Turkish asparagus exporter eyes European potential

August 10 , 2017

Nomad Food & Agricultural Company (NFAC) owner Arman Badur plans to exploit European market opportunities by doubling asparagus production over the coming years. 

Arman Badur

Badur has already heavily invested in high-tech greenhouse technology to boost asparagus growing cycles and has 50 hectares of field and tunnel production, 95% of which ends up in the Turkish market.

And now he is searching for independent growers in order to double production to 100 hectares to keep pace with demand coming from EU markets for different colored asparagus.

After building a solid market base selling the vegetable domestically, Badur is gearing up to supply higher quantities to the U.K. and Scandinavia, two particularly desirable markets, he says.

Small volumes went into the Netherlands, Germany and Kuwait for the first time last year, and shipments to these markets started again in April. However, Badur believes the European continent and the U.K. could absorb much higher volumes.

But he needs to expand his network of growers.
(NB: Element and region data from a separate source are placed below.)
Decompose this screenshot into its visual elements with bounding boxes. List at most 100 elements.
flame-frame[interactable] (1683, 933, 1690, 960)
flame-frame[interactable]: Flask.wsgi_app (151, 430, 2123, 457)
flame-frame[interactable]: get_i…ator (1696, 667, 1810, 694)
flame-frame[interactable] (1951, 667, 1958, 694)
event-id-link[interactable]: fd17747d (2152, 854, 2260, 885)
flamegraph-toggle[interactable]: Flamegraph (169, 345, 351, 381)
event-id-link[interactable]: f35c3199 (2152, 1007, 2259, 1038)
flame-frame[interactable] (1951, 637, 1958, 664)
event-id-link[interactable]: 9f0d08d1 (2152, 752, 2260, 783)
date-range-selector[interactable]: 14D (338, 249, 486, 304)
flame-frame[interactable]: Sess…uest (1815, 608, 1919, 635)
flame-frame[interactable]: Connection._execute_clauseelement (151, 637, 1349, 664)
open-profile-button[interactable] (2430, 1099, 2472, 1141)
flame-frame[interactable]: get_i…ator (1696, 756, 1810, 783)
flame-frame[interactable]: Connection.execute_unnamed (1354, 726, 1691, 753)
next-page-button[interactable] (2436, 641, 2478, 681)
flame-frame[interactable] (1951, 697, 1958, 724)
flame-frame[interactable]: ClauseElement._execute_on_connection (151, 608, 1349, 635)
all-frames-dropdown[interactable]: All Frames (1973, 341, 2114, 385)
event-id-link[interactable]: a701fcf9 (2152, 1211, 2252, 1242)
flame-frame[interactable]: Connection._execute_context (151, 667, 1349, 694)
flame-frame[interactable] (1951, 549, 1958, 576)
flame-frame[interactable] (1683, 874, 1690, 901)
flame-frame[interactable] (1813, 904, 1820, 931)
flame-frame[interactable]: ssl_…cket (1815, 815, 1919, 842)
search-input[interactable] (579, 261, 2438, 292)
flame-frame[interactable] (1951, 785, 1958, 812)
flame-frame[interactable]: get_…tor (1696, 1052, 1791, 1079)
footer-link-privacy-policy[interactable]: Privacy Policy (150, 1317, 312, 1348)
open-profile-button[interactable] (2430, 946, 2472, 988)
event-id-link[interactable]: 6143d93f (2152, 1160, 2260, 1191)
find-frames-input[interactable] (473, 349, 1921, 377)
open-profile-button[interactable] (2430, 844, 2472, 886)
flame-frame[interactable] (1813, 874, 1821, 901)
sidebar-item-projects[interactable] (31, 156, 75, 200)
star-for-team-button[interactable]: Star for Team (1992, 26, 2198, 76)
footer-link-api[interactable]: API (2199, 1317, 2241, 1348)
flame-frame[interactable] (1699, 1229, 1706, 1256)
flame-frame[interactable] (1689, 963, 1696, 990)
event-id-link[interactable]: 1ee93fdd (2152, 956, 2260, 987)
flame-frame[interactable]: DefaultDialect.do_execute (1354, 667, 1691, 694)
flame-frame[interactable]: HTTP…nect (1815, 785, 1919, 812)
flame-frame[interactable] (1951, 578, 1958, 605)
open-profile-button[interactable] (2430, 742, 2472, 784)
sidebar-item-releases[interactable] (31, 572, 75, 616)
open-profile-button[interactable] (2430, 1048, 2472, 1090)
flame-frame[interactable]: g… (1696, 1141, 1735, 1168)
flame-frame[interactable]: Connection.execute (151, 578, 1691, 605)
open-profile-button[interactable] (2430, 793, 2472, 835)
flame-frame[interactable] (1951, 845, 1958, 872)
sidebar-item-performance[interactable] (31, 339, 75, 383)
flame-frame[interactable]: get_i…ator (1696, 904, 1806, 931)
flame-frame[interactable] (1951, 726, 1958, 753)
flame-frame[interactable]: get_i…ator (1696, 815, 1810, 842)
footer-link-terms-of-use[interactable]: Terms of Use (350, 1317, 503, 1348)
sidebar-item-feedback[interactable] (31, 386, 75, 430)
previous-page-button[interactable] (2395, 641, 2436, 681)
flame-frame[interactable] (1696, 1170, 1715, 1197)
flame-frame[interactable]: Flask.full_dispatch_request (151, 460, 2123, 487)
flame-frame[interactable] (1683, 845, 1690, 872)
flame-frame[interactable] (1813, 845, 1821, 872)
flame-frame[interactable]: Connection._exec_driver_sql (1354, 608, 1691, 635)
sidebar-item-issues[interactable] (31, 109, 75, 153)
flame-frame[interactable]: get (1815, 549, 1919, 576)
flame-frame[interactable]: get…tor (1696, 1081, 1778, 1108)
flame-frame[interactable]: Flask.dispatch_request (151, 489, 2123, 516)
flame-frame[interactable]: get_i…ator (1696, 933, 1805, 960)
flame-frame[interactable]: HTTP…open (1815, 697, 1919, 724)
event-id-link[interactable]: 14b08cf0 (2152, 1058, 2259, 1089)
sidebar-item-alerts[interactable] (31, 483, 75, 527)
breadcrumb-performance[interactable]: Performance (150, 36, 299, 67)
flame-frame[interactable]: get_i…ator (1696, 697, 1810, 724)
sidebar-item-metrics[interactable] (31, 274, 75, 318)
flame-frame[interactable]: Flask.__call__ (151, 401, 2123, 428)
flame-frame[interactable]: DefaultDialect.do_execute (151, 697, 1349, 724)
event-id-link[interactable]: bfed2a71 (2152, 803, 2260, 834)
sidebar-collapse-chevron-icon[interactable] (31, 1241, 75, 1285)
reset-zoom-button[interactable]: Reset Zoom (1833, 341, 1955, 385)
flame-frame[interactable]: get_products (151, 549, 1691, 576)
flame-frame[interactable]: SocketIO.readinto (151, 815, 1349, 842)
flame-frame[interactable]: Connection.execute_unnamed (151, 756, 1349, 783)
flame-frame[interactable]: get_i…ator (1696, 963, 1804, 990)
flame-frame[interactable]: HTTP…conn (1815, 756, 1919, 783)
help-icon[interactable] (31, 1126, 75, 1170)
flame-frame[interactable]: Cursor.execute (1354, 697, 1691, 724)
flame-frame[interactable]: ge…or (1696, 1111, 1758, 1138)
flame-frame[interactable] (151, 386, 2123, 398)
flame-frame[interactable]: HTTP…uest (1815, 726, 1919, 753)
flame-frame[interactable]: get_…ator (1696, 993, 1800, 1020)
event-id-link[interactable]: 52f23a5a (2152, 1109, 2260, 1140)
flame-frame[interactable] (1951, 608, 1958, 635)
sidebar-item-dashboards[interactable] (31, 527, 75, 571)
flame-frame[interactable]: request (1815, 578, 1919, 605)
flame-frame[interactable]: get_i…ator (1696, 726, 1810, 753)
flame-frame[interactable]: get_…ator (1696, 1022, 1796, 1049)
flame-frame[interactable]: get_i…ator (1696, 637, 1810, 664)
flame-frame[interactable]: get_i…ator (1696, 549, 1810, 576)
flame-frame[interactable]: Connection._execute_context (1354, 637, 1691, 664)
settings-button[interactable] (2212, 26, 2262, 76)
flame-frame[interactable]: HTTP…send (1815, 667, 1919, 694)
“We are searching for partners right now,” he tells Fresh Fruit Portal.

“By increasing our network we will double production and expand export markets. Our asparagus is a very attractive product and various European countries do not have too much of a supply from other producer countries, with the exception of Peru.”

He said EU markets could take high premium asparagus varieties grown by the company, such as Atlas, Apollo and Early California.

“We were in contact with some Swedish companies recently but export was not possible because of the low prices at the beginning of the season, so next year we want to pursue the Swedish market and also try the British market, which would be significant.”

Limgroup collaboration

Last year NFAC started a partnership with Dutch breeders Limgroup BV for varietal trials to determine the most suitable cultivars for the Turkish climate.

“The trials with the likes of Starlim and other varieties are going very well,” Badur continues.

“The technology we are using allows us to increase the crop cycle as usually asparagus has a limited cycle. By using greenhouses for different seasons we can extend this cycle and then have supply for the off-season.”

Badur explains how a mixture of tunnel and field production helps maximize the growing season which runs from the end of February until the end of September.

“Right now the majority is for the local market with up to 5% going for export this year, so the scope for potential is quite significant.

“The plan is to increase the 50 hectares because only when we have more than 70 hectares can we fill a complete cooler truck in one or two days, so then we can export by road freight within three to four days to any location in Europe.

“Otherwise we have to make partial supplies which is more complicated.”

The company was the first to produce Turkish asparagus on a large scale. Of the 145 metric tons (MT) of asparagus produced in Turkey last year, the company claims it produced 122MT.